Create Lead Generation Forms That Deliver Customer Insights
The pressure to produce more and better leads is a constant one for most marketing and sales teams.
Really, there’s no such thing as having too many leads, and you certainly can’t have too much information about your prospects and customers.
More data nearly always means more meaningful marketing, and sales teams delight in having more details to work with.
The problem is that most new prospects balk at being asked too many questions up front. They’ll abandon a form rather than fill out more than a few fields at a time.
So how can sales and marketing learn about their prospects without scaring them off? Carefully designed lead generation forms deliver customer insights without fatiguing your prospects.
Learning About Customers During Lead Generation
Wouldn’t it be nice to know what people were doing before they filled out one of your lead generation forms? While some marketing automation tools can deliver this insight, it’s typically only available once a visitor provides their contact details.
But by using a series of browser cookies, you can create a record of the pages people have visited prior to completing a form.
You can also capture the referring site for a prospect, which can provide valuable information about why they might be interested in your product or service.
Advanced data collection tools (including SurveyGizmo) allow you to append this information to a form and then pass it into a CRM or marketing automation tool. The prospect will never see the contents of the cookies, since you can pass it through using a hidden input value.
Cleverly combining browser cookies with hidden fields on your forms will easily provide never-before-seen data about prospect behavior and purchasing intent.
Insight into Competitor Comparisons
For instance, you might discover through your referral cookie that a new prospect came to your site after visiting a competitor’s.
Clearly, this makes them a more qualified lead because they are already in the comparison stage of the buyer’s journey.
This lead merits instant attention from a sales person. What’s more, any sales rep would certainly be pleased at the ability to deliver relevant details about how their product stacks up against the specific competitor based on who the lead has also visited.
The sales team benefits from a higher close rate, and the prospect benefits from having a conversation centered around their unique situation.
This sounds like a great system, but it does require deliberate setup to work properly. Let’s take a look at some of the details of the implementation.
Passing Data from Form to CRM
First of all, we’ll be doing all this behind the scenes work using Hidden Values. Put simply, this survey action allows you to capture data in your survey that your survey respondents aren’t able to see, but that can be used to trigger other activities.
If you’ve never used these in a survey before, you might want to start by reviewing our help documentation.
A Hidden Value can capture just about anything; in our case, we’d like to record the information collected by our cookies for a new prospect who completed a form on our site.
Of course, just getting that data doesn’t help us. We need to get it out of the Hidden Value on the form and into another place where a sales person can see and act on it.
If you have a CRM tool like Salesforce you can automatically pass this data there by using SurveyGizmo’s Salesforce action at the end of your lead generation form.
You can also automatically push this data to your email service provider, such as ExactTarget or MailChimp, or even into a simple Google spreadsheet.

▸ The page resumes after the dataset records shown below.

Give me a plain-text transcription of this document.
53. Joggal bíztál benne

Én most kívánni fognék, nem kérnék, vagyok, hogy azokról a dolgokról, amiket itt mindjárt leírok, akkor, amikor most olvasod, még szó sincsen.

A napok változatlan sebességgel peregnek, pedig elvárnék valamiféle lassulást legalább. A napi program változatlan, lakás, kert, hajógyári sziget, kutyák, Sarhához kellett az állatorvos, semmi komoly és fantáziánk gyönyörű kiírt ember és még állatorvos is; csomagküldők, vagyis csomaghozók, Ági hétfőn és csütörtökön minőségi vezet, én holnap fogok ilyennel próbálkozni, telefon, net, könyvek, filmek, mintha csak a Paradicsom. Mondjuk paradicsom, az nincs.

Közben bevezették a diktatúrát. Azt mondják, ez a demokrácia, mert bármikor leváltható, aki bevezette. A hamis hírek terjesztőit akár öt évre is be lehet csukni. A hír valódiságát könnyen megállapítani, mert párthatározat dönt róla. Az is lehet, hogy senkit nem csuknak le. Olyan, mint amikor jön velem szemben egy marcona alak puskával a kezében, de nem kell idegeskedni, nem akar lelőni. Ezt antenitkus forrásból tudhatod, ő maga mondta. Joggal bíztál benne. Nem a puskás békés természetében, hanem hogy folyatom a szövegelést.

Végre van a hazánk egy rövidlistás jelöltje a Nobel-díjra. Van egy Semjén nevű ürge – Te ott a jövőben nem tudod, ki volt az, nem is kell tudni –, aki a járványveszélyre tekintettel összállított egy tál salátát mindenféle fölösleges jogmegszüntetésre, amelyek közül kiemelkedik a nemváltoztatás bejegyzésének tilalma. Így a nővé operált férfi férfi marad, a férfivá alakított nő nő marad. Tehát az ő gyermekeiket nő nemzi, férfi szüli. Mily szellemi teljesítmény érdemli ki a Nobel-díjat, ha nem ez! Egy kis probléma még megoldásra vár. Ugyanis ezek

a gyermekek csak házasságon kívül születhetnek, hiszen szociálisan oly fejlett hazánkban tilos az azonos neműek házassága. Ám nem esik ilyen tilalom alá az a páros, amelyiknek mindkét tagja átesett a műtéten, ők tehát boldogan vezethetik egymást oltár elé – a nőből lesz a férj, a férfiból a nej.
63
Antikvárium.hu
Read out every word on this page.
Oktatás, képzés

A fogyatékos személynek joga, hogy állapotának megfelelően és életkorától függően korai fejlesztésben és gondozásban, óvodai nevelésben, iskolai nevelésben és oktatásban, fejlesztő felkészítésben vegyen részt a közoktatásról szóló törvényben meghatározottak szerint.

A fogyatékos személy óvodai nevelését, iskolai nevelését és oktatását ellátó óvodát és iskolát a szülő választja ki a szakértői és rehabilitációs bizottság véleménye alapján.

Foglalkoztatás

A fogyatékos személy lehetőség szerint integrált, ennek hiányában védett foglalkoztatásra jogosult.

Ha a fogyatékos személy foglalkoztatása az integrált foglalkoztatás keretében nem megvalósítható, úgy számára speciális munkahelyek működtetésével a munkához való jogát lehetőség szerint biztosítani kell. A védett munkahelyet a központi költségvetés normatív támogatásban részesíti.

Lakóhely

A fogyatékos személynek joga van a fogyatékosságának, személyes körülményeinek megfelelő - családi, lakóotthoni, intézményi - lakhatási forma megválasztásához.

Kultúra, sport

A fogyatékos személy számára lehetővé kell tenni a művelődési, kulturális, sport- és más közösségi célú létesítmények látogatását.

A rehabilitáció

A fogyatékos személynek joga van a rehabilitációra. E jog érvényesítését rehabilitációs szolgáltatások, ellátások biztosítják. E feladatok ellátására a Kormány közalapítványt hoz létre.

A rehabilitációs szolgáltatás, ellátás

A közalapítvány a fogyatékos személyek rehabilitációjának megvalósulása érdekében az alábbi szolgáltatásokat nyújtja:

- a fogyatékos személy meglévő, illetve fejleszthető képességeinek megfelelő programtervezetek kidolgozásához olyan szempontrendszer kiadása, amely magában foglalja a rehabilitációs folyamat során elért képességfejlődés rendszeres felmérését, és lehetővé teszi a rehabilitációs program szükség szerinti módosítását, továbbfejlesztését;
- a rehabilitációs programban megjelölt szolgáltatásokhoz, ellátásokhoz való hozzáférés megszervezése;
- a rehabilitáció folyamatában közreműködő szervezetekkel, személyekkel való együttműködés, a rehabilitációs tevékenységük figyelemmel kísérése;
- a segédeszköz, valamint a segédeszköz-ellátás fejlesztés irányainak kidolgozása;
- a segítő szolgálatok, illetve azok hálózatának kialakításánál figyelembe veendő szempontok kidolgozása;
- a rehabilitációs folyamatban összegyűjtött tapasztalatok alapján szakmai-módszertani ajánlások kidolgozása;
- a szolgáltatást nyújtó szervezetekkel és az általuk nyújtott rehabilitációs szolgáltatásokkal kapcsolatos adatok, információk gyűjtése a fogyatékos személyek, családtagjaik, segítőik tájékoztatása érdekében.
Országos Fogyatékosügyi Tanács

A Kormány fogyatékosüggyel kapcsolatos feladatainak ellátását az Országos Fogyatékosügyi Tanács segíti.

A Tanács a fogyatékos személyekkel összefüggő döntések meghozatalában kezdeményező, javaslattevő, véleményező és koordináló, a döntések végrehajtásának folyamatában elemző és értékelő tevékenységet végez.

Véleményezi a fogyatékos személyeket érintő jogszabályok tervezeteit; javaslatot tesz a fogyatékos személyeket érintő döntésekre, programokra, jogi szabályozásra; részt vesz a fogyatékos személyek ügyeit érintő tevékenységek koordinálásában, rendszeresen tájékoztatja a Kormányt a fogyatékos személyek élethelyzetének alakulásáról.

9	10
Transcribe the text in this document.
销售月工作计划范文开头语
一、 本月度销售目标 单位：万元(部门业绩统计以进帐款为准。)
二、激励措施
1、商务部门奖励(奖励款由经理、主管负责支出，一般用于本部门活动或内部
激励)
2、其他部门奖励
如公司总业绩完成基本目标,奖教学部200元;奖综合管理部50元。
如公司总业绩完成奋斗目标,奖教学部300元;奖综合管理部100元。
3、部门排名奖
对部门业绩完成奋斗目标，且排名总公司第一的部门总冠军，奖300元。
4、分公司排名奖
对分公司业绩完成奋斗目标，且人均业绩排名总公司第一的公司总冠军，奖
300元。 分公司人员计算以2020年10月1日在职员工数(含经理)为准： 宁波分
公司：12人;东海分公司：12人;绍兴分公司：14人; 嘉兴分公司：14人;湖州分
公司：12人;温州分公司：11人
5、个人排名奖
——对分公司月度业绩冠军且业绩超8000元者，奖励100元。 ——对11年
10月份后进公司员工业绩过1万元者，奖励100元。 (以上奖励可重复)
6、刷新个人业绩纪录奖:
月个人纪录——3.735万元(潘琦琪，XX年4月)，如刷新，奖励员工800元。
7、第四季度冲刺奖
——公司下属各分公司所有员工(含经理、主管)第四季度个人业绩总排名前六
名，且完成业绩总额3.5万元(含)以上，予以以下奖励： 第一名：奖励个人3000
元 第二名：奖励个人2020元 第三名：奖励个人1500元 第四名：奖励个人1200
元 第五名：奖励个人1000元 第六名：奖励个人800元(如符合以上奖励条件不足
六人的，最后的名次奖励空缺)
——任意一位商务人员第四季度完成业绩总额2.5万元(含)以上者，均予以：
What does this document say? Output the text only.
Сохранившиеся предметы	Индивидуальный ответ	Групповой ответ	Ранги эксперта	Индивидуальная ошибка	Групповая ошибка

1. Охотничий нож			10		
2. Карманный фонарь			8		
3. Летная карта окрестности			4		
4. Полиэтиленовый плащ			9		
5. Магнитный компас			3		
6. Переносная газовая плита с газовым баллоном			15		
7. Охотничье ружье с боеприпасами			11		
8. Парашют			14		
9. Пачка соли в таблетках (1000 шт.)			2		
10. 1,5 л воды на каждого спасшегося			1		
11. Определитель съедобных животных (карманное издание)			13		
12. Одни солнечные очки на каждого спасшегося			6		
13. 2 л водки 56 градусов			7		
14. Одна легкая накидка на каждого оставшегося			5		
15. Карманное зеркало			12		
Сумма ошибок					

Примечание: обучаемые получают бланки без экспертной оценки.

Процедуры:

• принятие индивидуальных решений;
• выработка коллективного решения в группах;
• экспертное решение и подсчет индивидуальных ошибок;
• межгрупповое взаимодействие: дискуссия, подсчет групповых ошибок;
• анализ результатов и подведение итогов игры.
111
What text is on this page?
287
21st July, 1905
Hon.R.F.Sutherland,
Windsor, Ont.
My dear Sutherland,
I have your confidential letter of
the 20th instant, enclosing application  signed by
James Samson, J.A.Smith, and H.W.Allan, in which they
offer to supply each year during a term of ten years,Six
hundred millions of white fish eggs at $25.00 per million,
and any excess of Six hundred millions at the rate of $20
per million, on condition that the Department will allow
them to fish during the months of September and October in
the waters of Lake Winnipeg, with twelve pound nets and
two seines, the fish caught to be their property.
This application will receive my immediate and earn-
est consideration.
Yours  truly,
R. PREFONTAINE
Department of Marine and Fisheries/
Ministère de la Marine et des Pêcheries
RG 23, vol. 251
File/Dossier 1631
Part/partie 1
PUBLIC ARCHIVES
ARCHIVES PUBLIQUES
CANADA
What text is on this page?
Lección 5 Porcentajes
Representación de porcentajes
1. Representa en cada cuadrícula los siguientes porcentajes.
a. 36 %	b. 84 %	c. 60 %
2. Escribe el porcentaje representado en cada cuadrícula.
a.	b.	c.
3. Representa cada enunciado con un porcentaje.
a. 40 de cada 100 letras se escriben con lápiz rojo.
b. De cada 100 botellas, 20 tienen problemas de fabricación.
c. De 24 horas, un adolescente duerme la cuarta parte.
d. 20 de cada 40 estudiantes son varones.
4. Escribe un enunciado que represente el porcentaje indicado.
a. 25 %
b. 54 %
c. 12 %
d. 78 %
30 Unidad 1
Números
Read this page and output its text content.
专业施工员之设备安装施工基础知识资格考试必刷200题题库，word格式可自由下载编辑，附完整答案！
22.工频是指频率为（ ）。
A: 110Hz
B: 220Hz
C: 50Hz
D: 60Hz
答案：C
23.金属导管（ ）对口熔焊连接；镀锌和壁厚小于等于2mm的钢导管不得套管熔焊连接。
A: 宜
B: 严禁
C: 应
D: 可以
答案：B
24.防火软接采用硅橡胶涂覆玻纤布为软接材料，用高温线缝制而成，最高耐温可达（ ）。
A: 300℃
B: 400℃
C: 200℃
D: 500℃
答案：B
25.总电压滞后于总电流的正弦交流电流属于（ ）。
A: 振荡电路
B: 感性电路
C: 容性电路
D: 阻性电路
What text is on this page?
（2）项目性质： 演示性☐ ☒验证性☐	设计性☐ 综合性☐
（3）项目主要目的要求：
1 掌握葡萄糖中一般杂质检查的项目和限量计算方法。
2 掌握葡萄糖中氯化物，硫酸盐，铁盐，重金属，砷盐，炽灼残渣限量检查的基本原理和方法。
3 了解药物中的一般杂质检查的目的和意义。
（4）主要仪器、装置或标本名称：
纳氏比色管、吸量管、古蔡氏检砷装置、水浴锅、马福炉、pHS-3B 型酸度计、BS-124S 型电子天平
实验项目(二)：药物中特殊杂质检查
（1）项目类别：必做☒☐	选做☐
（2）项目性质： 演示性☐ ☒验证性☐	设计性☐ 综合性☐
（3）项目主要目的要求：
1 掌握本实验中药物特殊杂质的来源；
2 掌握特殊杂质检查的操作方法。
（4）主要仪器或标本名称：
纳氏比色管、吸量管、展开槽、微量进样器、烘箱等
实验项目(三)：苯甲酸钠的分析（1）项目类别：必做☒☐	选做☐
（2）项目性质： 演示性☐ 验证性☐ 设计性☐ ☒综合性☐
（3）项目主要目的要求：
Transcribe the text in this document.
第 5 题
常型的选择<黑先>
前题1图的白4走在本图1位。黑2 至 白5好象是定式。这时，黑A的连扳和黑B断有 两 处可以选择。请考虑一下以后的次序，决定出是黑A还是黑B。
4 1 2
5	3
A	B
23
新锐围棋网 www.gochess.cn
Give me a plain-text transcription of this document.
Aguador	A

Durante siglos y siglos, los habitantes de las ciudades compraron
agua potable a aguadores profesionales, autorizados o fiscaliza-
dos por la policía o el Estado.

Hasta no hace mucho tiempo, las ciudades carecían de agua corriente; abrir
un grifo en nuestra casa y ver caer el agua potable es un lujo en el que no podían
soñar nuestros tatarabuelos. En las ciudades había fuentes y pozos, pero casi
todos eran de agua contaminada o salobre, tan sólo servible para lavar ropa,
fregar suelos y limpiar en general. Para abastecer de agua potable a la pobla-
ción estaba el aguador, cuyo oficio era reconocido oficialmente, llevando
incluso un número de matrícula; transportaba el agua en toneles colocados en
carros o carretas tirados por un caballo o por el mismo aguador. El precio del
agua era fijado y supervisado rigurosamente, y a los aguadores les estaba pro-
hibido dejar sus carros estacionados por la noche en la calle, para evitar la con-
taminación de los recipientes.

Whatever form of data management you choose, your sales team will be armed with additional information that will make it easier for them to have relevant, timely, and useful conversations with qualified leads.
Understanding Where a Lead is in the Buyer’s Journey
Looking at a lead’s referral path gives you a good idea of where they are in their particular buyer’s journey. And, while our previous example was in a serious shopping stage, other leads and prospects will be farther from the point of purchase.
The needs of every prospect are different, but the buyer’s journey is typically grouped into three phases: Awareness, Consideration, Decision.
To have helpful marketing and sales interactions with these people, you need to have content developed for each phase of your buying cycle.
Consider these (very basic) ideas for communicating with prospects at each stage:
- Awareness: These leads recognize they have a problem and are interested in finding a solution. Blog posts, videos, and other content focused on providing solutions perform best here.
- Consideration: These leads are aware that your product or service could fulfill their need, and they need to determine if your solution is the right one. Webinars, case studies, and white papers are common types of content that resonate with buyers at this stage.
- Decision: These leads are ready to make a purchase. They’ll want to see specifics on pricing, features, and support to make sure they’re making the right choice.
Keep in mind that if your prospect is just beginning their search, they are likely in the discovery or awareness phase. This wouldn’t be the time to share pricing information.
Instead you need to address their issue and offer a solution. An article, case study, or whitepaper that discusses the issue would be the appropriate content piece.
If however, your prospect is in the evaluation phase, a webinar or a demonstration would be appropriate.
Each time a lead fills out another form you learn more about them, and if you’re passing hidden values that show you more about their browsing behavior you can get even more detailed insight.
Better Information About Leads Means Better Sales
More information – including prospect behavior right before completing a form – helps your sales team have more timely and helpful conversations.
This, in turn, will help their close rate and may just create an opportunity for closer collaboration between marketing and sales.
It all start with collecting more data with browser cookies and SurveyGizmo.